Allthough the direct experience of war for me was just some planes in the sky and collumns of smoke in the distance, the disintegration process had a deep effect on me. I consumed all those words of brotherhood and unity told by the state propaganda and educational system as a child, just to then see how savage neighbours could be to their neighbours, because one were Serbs and other Croats. I watched Croatian televison, as they reported, day in and day out, how many grenades fell on some city and how many people died. Then there was siege of Sarajevo. Snipers killing people in the streets. Ethnic cleansing. Massacres.

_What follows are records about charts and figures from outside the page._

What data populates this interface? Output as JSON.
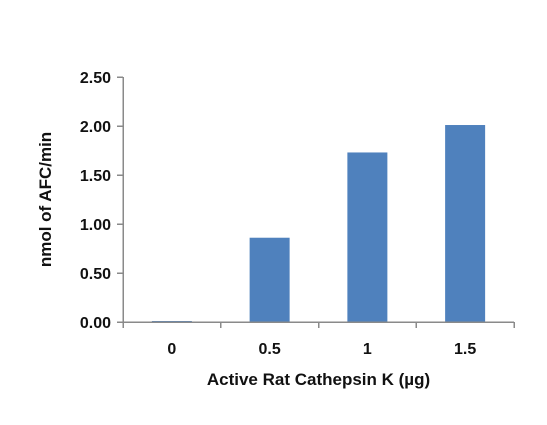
{
  "chart_data": {
    "type": "bar",
    "categories": [
      "0",
      "0.5",
      "1",
      "1.5"
    ],
    "values": [
      0.01,
      0.86,
      1.73,
      2.01
    ],
    "xlabel": "Active Rat Cathepsin K (µg)",
    "ylabel": "nmol of AFC/min",
    "ylim": [
      0,
      2.5
    ],
    "yticks": [
      "0.00",
      "0.50",
      "1.00",
      "1.50",
      "2.00",
      "2.50"
    ],
    "grid": false,
    "legend": "none",
    "colors": {
      "bar": "#4f81bd",
      "axis": "#8a8a8a",
      "text": "#111111"
    }
  }
}
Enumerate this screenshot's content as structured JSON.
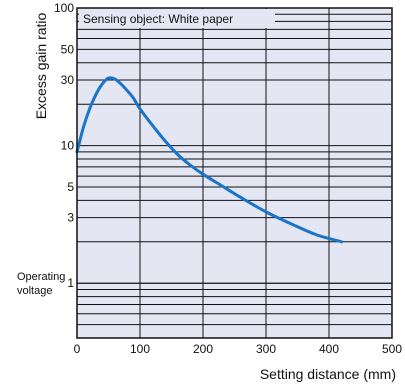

If people, who were taught for decades to be brothers, were able to so savagely murder eachother over ethnic and religious differences, then humanity had a lot of darkness inside, ready to explode into brutal violence, under the right circumstances. That was the lesson I learned. And no, Serbs, Croats, Albanians were not some kind of backward monsters from the Balkans, naturaly inclined to violence. They were people like me and my fellow Slovenians. They were like the French and German and Americans. Like everybody else. And still the war came.
Looking at the situation in the West, I can not but feel fear. Fear, that Yugoslav tragedy could be repated, this time on a much larger scale. Yes, the prophets of multiculturalism preach about unity, friendship, understanding between the most different of people. We are all brothers and sisters, all wanting to live peacefull lives in prosperity. But then, I heard such things before. And it didn’t turn out that way.
There are deep divisions in many western states. Large minorities exist, mostly in larger cities, living separate lives. Nationalism is lifting its head, people affraid because of terrorism and influx of refugees and migrants. On top of that, there is economic insecurity, a deep divide between elites and the ordinary people. Fear is then used by politicians, like Slobodan Miloševič was, to get into power. Sometimes, they are doing that, by telling the truth, their opponents will not. That there is something wrong in their countries and needs to change.
I wish all people could live peacefull lives side by side. But I am not naive. Differences are dangerous and humanity is, on the inside, as full of darkness, as it is of light. That is the reason, I am sceptical of multiculturalism. Not because, I would not wish to live in a diverse society, but because I fear the outcome.